7. Significance and Outlook
Emu3.5 sets a new standard for native, next-token unified multimodal models:
- Unified paradigm: All tasks—generation, perception, any-to-image editing, agentic reasoning—handled in a single discrete token space.
- Scalable: Leverages unprecedented data scale (10T+ tokens), supports long-context modeling, high-resolution output.
- Efficient: DiDA yields inference performance comparable to closed-source diffusion models, with full integration in open research pipelines.

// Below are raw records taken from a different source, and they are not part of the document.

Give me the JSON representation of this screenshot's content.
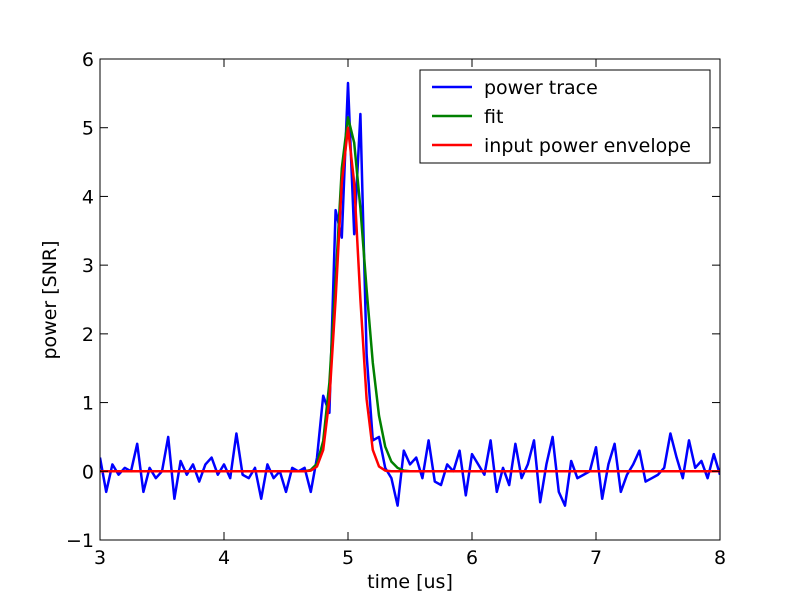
{
  "chart_data": {
    "type": "line",
    "xlabel": "time [us]",
    "ylabel": "power [SNR]",
    "xlim": [
      3,
      8
    ],
    "ylim": [
      -1,
      6
    ],
    "xticks": [
      3,
      4,
      5,
      6,
      7,
      8
    ],
    "yticks": [
      {
        "value": -1,
        "label": "−1"
      },
      0,
      1,
      2,
      3,
      4,
      5,
      6
    ],
    "legend": "upper right",
    "x": [
      3.0,
      3.05,
      3.1,
      3.15,
      3.2,
      3.25,
      3.3,
      3.35,
      3.4,
      3.45,
      3.5,
      3.55,
      3.6,
      3.65,
      3.7,
      3.75,
      3.8,
      3.85,
      3.9,
      3.95,
      4.0,
      4.05,
      4.1,
      4.15,
      4.2,
      4.25,
      4.3,
      4.35,
      4.4,
      4.45,
      4.5,
      4.55,
      4.6,
      4.65,
      4.7,
      4.75,
      4.8,
      4.85,
      4.9,
      4.95,
      5.0,
      5.05,
      5.1,
      5.15,
      5.2,
      5.25,
      5.3,
      5.35,
      5.4,
      5.45,
      5.5,
      5.55,
      5.6,
      5.65,
      5.7,
      5.75,
      5.8,
      5.85,
      5.9,
      5.95,
      6.0,
      6.05,
      6.1,
      6.15,
      6.2,
      6.25,
      6.3,
      6.35,
      6.4,
      6.45,
      6.5,
      6.55,
      6.6,
      6.65,
      6.7,
      6.75,
      6.8,
      6.85,
      6.9,
      6.95,
      7.0,
      7.05,
      7.1,
      7.15,
      7.2,
      7.25,
      7.3,
      7.35,
      7.4,
      7.45,
      7.5,
      7.55,
      7.6,
      7.65,
      7.7,
      7.75,
      7.8,
      7.85,
      7.9,
      7.95,
      8.0
    ],
    "series": [
      {
        "name": "power trace",
        "color": "#0000ff",
        "values": [
          0.2,
          -0.3,
          0.1,
          -0.05,
          0.05,
          0.0,
          0.4,
          -0.3,
          0.05,
          -0.1,
          0.0,
          0.5,
          -0.4,
          0.15,
          -0.05,
          0.1,
          -0.15,
          0.1,
          0.2,
          -0.05,
          0.1,
          -0.1,
          0.55,
          -0.05,
          -0.1,
          0.05,
          -0.4,
          0.1,
          -0.1,
          0.0,
          -0.3,
          0.05,
          0.0,
          0.05,
          -0.3,
          0.2,
          1.1,
          0.85,
          3.8,
          3.4,
          5.65,
          3.45,
          5.2,
          1.7,
          0.45,
          0.5,
          0.05,
          -0.1,
          -0.5,
          0.3,
          0.1,
          0.2,
          -0.1,
          0.45,
          -0.15,
          -0.2,
          0.1,
          0.0,
          0.3,
          -0.35,
          0.25,
          0.1,
          -0.05,
          0.45,
          -0.3,
          0.05,
          -0.2,
          0.4,
          -0.1,
          0.1,
          0.45,
          -0.45,
          0.1,
          0.5,
          -0.3,
          -0.5,
          0.15,
          -0.1,
          -0.05,
          0.0,
          0.35,
          -0.4,
          0.1,
          0.4,
          -0.3,
          -0.05,
          0.1,
          0.3,
          -0.15,
          -0.1,
          -0.05,
          0.05,
          0.55,
          0.2,
          -0.1,
          0.45,
          0.05,
          0.15,
          -0.1,
          0.25,
          -0.05
        ]
      },
      {
        "name": "fit",
        "color": "#008000",
        "values": [
          0,
          0,
          0,
          0,
          0,
          0,
          0,
          0,
          0,
          0,
          0,
          0,
          0,
          0,
          0,
          0,
          0,
          0,
          0,
          0,
          0,
          0,
          0,
          0,
          0,
          0,
          0,
          0,
          0,
          0,
          0,
          0,
          0,
          0,
          0.02,
          0.11,
          0.44,
          1.29,
          2.78,
          4.41,
          5.15,
          4.78,
          3.83,
          2.65,
          1.58,
          0.81,
          0.36,
          0.14,
          0.05,
          0.01,
          0,
          0,
          0,
          0,
          0,
          0,
          0,
          0,
          0,
          0,
          0,
          0,
          0,
          0,
          0,
          0,
          0,
          0,
          0,
          0,
          0,
          0,
          0,
          0,
          0,
          0,
          0,
          0,
          0,
          0,
          0,
          0,
          0,
          0,
          0,
          0,
          0,
          0,
          0,
          0,
          0,
          0,
          0,
          0,
          0,
          0,
          0,
          0,
          0,
          0,
          0
        ]
      },
      {
        "name": "input power envelope",
        "color": "#ff0000",
        "values": [
          0,
          0,
          0,
          0,
          0,
          0,
          0,
          0,
          0,
          0,
          0,
          0,
          0,
          0,
          0,
          0,
          0,
          0,
          0,
          0,
          0,
          0,
          0,
          0,
          0,
          0,
          0,
          0,
          0,
          0,
          0,
          0,
          0,
          0,
          0.01,
          0.07,
          0.31,
          1.05,
          2.5,
          4.2,
          5.0,
          4.2,
          2.5,
          1.05,
          0.31,
          0.07,
          0.01,
          0,
          0,
          0,
          0,
          0,
          0,
          0,
          0,
          0,
          0,
          0,
          0,
          0,
          0,
          0,
          0,
          0,
          0,
          0,
          0,
          0,
          0,
          0,
          0,
          0,
          0,
          0,
          0,
          0,
          0,
          0,
          0,
          0,
          0,
          0,
          0,
          0,
          0,
          0,
          0,
          0,
          0,
          0,
          0,
          0,
          0,
          0,
          0,
          0,
          0,
          0,
          0,
          0,
          0
        ]
      }
    ]
  }
}
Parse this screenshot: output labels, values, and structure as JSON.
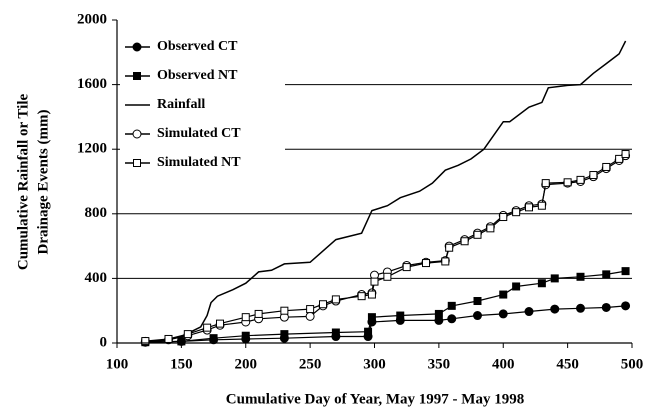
{
  "chart_data": {
    "type": "line",
    "xlabel": "Cumulative Day of Year, May 1997 - May 1998",
    "ylabel": [
      "Cumulative Rainfall or Tile",
      "Drainage Events (mm)"
    ],
    "xlim": [
      100,
      500
    ],
    "xticks": [
      100,
      150,
      200,
      250,
      300,
      350,
      400,
      450,
      500
    ],
    "ylim": [
      0,
      2000
    ],
    "yticks": [
      0,
      400,
      800,
      1200,
      1600,
      2000
    ],
    "grid": true,
    "legend": "upper left",
    "series": [
      {
        "name": "Observed CT",
        "color": "#000000",
        "marker": "circle",
        "marker_fill": "filled",
        "x": [
          122,
          150,
          175,
          200,
          230,
          270,
          295,
          298,
          320,
          350,
          360,
          380,
          400,
          420,
          440,
          460,
          480,
          495
        ],
        "values": [
          5,
          10,
          20,
          25,
          30,
          40,
          40,
          130,
          140,
          140,
          150,
          170,
          180,
          195,
          210,
          215,
          220,
          230
        ]
      },
      {
        "name": "Observed NT",
        "color": "#000000",
        "marker": "square",
        "marker_fill": "filled",
        "x": [
          122,
          150,
          175,
          200,
          230,
          270,
          295,
          298,
          320,
          350,
          360,
          380,
          400,
          410,
          430,
          440,
          460,
          480,
          495
        ],
        "values": [
          5,
          10,
          30,
          45,
          55,
          65,
          70,
          160,
          170,
          180,
          230,
          260,
          300,
          350,
          370,
          400,
          410,
          425,
          445
        ]
      },
      {
        "name": "Rainfall",
        "color": "#000000",
        "x": [
          122,
          135,
          150,
          165,
          170,
          173,
          178,
          190,
          200,
          210,
          220,
          230,
          250,
          270,
          290,
          298,
          310,
          320,
          335,
          345,
          355,
          365,
          375,
          385,
          400,
          405,
          420,
          430,
          435,
          450,
          460,
          470,
          480,
          490,
          495
        ],
        "values": [
          5,
          15,
          40,
          100,
          170,
          250,
          290,
          330,
          370,
          440,
          450,
          490,
          500,
          640,
          680,
          820,
          850,
          900,
          940,
          990,
          1070,
          1100,
          1140,
          1200,
          1370,
          1370,
          1460,
          1490,
          1580,
          1595,
          1600,
          1670,
          1730,
          1790,
          1870
        ]
      },
      {
        "name": "Simulated CT",
        "color": "#000000",
        "marker": "circle",
        "marker_fill": "open",
        "x": [
          122,
          140,
          155,
          170,
          180,
          200,
          210,
          230,
          250,
          260,
          270,
          290,
          298,
          300,
          310,
          325,
          340,
          355,
          358,
          370,
          380,
          390,
          400,
          410,
          420,
          430,
          433,
          450,
          460,
          470,
          480,
          490,
          495
        ],
        "values": [
          10,
          20,
          45,
          80,
          110,
          130,
          150,
          160,
          165,
          230,
          260,
          300,
          310,
          420,
          440,
          480,
          500,
          510,
          600,
          640,
          680,
          720,
          790,
          820,
          850,
          860,
          980,
          990,
          1000,
          1030,
          1080,
          1130,
          1160
        ]
      },
      {
        "name": "Simulated NT",
        "color": "#000000",
        "marker": "square",
        "marker_fill": "open",
        "x": [
          122,
          140,
          155,
          170,
          180,
          200,
          210,
          230,
          250,
          260,
          270,
          290,
          298,
          300,
          310,
          325,
          340,
          355,
          358,
          370,
          380,
          390,
          400,
          410,
          420,
          430,
          433,
          450,
          460,
          470,
          480,
          490,
          495
        ],
        "values": [
          12,
          25,
          55,
          95,
          120,
          160,
          180,
          200,
          210,
          240,
          270,
          290,
          300,
          380,
          410,
          470,
          495,
          505,
          590,
          630,
          670,
          710,
          780,
          810,
          840,
          850,
          990,
          995,
          1010,
          1040,
          1090,
          1140,
          1170
        ]
      }
    ]
  }
}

- World modeling: Inherits agentic capabilities suitable for simulation, embodied manipulation, and open-environment reasoning—framework aligns with emerging paradigm in video/world models (cf. Sora).
- Open-source: Fosters reproducibility and community advancement.
A plausible implication is that Emu3.5 marks the transition point where unified multimodal next-token prediction rivals—and in several domains surpasses—compositional and diffusion architectures, providing a robust foundation for future multimodal embodied AI. The integrated world modeling and agentic capabilities further suggest applications in open-world simulation, robotic planning, and complex cross-domain multimodal reasoning.